Analytical platforms and data architecture in Google Cloud

As a globally leading consulting firm, our customer, among other things, conducts analytical industry solutions. The goal of the project was to develop a generalized data structure for an analytical industry solution, including a data warehouse and implement the essential data processes (ETL processes) in the cloud.

Challenge

The availabilty of business-critical data has never been more crucial to decision makers. However, today huge amounts of data need to be analyzed and provided to co-workers, consultants and c-level in a very short time, in order to make data-driven decisions. Our customer processed raw data on a terrabyte scale, for which they wanted build a suitable big data strategy, which should be able to scale with a high number of customers and consulting projects.

Procedure

At first, a generalized data architecture for a data warehouse was created, based on the customer’s requirements and available data. A data model, compliant with Data Vault 2.0 methodology, was used in the process.

According to use cases, the data was divided into the categories gold, silver and bronze.

Gold refers to data, undergoing a strict quality control within the data warehouse.

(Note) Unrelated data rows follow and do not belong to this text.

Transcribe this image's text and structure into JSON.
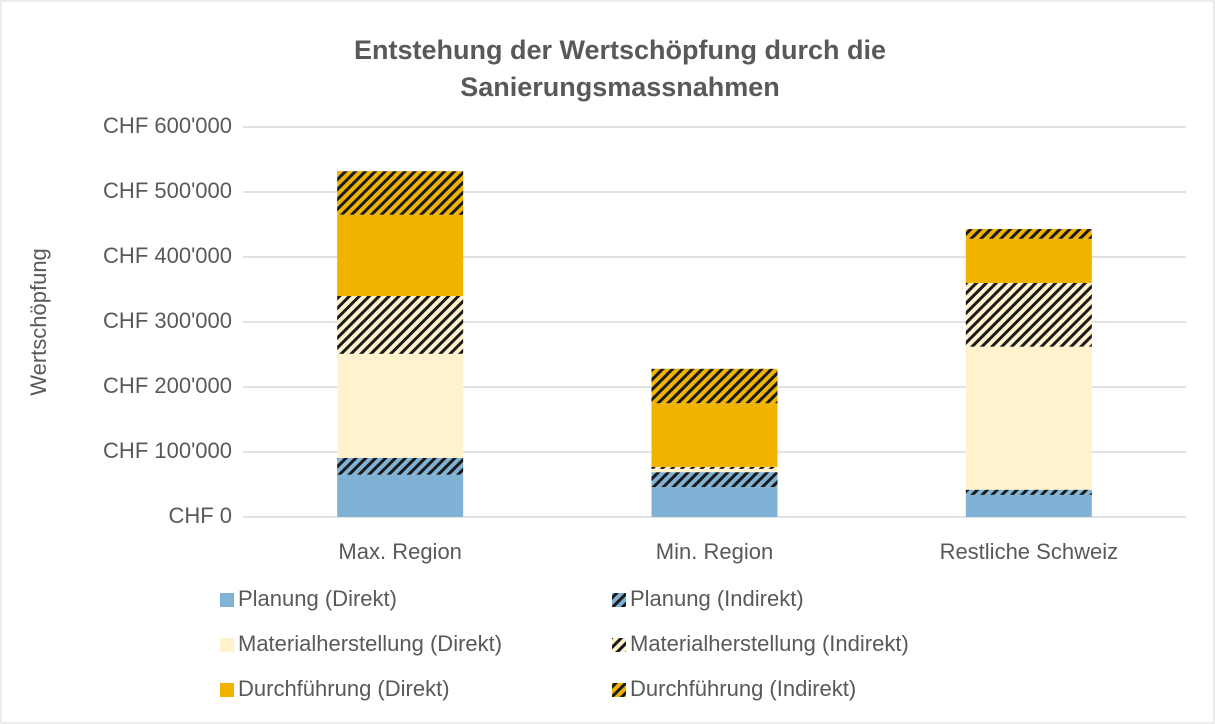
{
  "chart_data": {
    "type": "stacked_bar",
    "title": [
      "Entstehung der Wertschöpfung durch die",
      "Sanierungsmassnahmen"
    ],
    "y_label": "Wertschöpfung",
    "categories": [
      "Max. Region",
      "Min. Region",
      "Restliche Schweiz"
    ],
    "series": [
      {
        "name": "Planung (Direkt)",
        "color": "#7fb2d5",
        "hatch": false,
        "values": [
          65000,
          46000,
          34000
        ]
      },
      {
        "name": "Planung (Indirekt)",
        "color": "#7fb2d5",
        "hatch": true,
        "values": [
          26000,
          23000,
          8000
        ]
      },
      {
        "name": "Materialherstellung (Direkt)",
        "color": "#fff2cc",
        "hatch": false,
        "values": [
          160000,
          5000,
          220000
        ]
      },
      {
        "name": "Materialherstellung (Indirekt)",
        "color": "#fff2cc",
        "hatch": true,
        "values": [
          89000,
          3000,
          98000
        ]
      },
      {
        "name": "Durchführung (Direkt)",
        "color": "#f0b400",
        "hatch": false,
        "values": [
          125000,
          98000,
          68000
        ]
      },
      {
        "name": "Durchführung (Indirekt)",
        "color": "#f0b400",
        "hatch": true,
        "values": [
          67000,
          53000,
          15000
        ]
      }
    ],
    "ylim": [
      0,
      600000
    ],
    "yticks": [
      {
        "value": 0,
        "label": "CHF 0"
      },
      {
        "value": 100000,
        "label": "CHF 100'000"
      },
      {
        "value": 200000,
        "label": "CHF 200'000"
      },
      {
        "value": 300000,
        "label": "CHF 300'000"
      },
      {
        "value": 400000,
        "label": "CHF 400'000"
      },
      {
        "value": 500000,
        "label": "CHF 500'000"
      },
      {
        "value": 600000,
        "label": "CHF 600'000"
      }
    ],
    "grid": true,
    "legend": "bottom"
  }
}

This data is supposed to serve the operation of analytical platforms should be suitable to be viewed by end users.

Silver, on the other hand, categorises raw data, which has already been cleaned and enhanced with data from different sources. Silver data can therefore be accessed quickly by consulting teams and analysts, but can only be interpreted with the essential expertise.

Bronce data, are raw data, collected from the data lake of customer systems, which will then be provided to data scientists. Based on bronce data, first hypotheses and later use cases (gold and silver) can be derived.

Within the context of the project, a serverless ETL pipeline was created using Apache Airflow and Google Dataflow. Using a scripting languange for the ETL process, a duplication of the Data Vault Code could be avoided as far as possible (bridges, hubs, etc.). Our Data Vault 2.0 package for Airflow, only allows creating complex links between tables, by configuring the DAG.

Using Google Bigquery as a data warehouse a serverless database was aplied, minimizing administrative effort. At the same time, extraordinarily fast queries at high parallelism are made possible.

Results and customer value

A Data architecture was succesfully implemented in Google Cloud, according to the requirements of specific stakeholders. An ETL process was implemented, which transferred raw data into the generalized Data Vault 2.0 scheme and forwarded it to the data marts. This ELT process was based on Apache Airflow combined with Google DataFlow, as well as individual data base queries in SQL.

The data architecture was implemented with the help of Google BigQuery, due to its outstanding performance. In contrast to other data base solutions, which originated from BigQuery, our customer did not face any initial licensing and setup costs.

With the help of the solution implemented by us, our customer was now enabled to analyse business-critical data on a terrabyte scale, within only a few minutes. The data could then be forwarded to stakeholders. Thanks to the cloud-native architecture, our customer did not need to invest any initial costs for infrastructure and licensing. Therefore, costs could be saved with the help of a pay as you go model.

Closely cooperating with the Google Cloud team, an IT architecture could be created, which perfectly suited our customer’s needs.